Coïncidence ultime : au moment où on m’annonce que c’est l’heure du repas (le plaisir d’être « road crew »), c’est aussi l’heure de STEAK sur la grande scène. Ah-aaaaah ! C’est mon quatrième concert du groupe cette année (dont le dernier la veille à Paris), et je ne crois pas me tromper en disant que le groupe n’avait encore jamais joué sur une scène aussi grande. Leur énergie est fuzz, tellement fuzz qu’une bonne partie du public reste pantois devant l’avalanche de riffs testostéronés des quatre Anglais. Heureusement, les « hey ! hey! » s’imposent rapidement dans la fosse, devant des Steak qui nous balancent une de leurs meilleures setlists au demeurant. Techniquement, le groupe est irréprochable, vocalement, notre frontman à casquette est au top, et pour une fois, on entend vraiment bien la basse. Ouais parce que bon, le groove est un peu le pilier de leur fuzz rock abrasif. Mention spéciale au nouveau morceau du nom de « Pisser » (l’équivalent de « putain, le pied total ! » en argot british), un énième engin explosif au sein de leur discographie intergalactique. J’ai envie de dire : hâte de les voir en première partie de Monster Magnet à Madrid et Barcelone en février prochain !

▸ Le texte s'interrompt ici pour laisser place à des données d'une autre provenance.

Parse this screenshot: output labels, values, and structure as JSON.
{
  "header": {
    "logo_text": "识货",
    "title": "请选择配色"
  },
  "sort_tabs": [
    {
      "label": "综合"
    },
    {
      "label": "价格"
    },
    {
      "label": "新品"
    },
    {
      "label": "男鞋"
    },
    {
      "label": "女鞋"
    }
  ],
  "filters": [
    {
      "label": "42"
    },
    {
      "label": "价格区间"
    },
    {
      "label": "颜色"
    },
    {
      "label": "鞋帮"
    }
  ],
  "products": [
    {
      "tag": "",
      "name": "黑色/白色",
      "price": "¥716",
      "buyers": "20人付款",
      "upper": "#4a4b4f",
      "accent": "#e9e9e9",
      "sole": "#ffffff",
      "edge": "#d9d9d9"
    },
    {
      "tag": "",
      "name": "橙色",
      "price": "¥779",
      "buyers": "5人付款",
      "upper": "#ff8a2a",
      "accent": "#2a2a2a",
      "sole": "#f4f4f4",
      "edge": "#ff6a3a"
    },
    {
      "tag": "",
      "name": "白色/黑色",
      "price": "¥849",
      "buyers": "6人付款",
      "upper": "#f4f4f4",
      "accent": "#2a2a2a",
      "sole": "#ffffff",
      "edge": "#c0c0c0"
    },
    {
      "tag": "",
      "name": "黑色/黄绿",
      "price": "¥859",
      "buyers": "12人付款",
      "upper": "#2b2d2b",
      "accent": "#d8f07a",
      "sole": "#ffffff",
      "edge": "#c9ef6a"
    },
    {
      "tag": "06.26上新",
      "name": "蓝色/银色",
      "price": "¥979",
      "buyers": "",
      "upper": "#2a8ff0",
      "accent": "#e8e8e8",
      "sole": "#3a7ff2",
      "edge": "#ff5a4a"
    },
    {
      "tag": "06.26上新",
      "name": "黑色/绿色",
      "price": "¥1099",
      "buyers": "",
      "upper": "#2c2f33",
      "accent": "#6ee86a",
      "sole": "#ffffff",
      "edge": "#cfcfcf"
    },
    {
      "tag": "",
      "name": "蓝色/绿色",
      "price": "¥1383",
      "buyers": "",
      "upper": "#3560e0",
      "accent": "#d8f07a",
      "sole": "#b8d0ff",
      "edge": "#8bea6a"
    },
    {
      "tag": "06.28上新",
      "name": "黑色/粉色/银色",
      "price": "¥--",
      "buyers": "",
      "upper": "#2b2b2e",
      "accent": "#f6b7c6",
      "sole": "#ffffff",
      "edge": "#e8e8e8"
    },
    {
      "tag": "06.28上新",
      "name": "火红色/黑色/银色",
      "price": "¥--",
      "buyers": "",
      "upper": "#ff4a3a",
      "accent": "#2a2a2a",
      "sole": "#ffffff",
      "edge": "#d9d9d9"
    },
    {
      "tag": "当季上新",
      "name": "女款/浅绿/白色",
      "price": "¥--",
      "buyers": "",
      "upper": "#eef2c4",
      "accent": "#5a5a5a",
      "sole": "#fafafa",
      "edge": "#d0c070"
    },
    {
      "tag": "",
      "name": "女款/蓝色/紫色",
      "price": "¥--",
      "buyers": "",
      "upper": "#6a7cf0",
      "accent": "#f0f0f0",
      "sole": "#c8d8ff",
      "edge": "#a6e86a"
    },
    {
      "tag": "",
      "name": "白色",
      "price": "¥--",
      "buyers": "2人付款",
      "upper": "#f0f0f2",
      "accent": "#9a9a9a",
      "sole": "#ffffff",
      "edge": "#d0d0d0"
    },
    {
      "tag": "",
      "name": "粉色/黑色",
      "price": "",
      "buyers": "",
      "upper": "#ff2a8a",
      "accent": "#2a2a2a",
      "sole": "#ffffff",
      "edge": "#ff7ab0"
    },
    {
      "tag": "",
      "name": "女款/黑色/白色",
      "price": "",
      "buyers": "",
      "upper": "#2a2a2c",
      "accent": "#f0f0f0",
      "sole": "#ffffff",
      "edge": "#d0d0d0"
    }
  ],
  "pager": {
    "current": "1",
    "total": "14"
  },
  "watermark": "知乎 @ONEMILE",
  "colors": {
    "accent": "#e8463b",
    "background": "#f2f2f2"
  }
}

Après être allée me délecter du succulentissime catering du festival en compagnie de Bright Curse, je redescends dans la salle pour profiter du set des rednecks de THE MIDNIGHT GHOST TRAIN. Quand j’arrive, les colosses sont en train de tout défourailler sur la petite scène, tandis que la chaleur commence à monter du côté des festivaliers. Il est 18 heures et l’ambiance est aux bières qui giclent dans les airs, au headbang intensif, et plus simplement : à la fête. Clairement, leur stoner à la sauce sudiste est de loin le truc le plus punchy et burné que j’aurais pu voir de tout ce Up In Smoke Festival. Un peu comme si le Hulk du blues metal venait nous coller une branlée. Il y a tellement de monde devant le groupe que je ne peux même pas me faufiler pour prendre ne serait-ce qu’une vidéo… Les ricains nous bourrinent la tronche avec leurs riffs aussi gras et addictifs que la plus malsaine des junk food, et une basse aussi subtile qu’un tank dévalant les montagnes helvètes. Et puis ces gars-là ont une présence et une énergie… qui rendent fou. The Midnight Ghost Train sont sans conteste les plus badass des badass motherfuckers, et je vous conseille vraiment de vous jeter sur leur album « Buffalo » (qui porte vraiment bien son nom).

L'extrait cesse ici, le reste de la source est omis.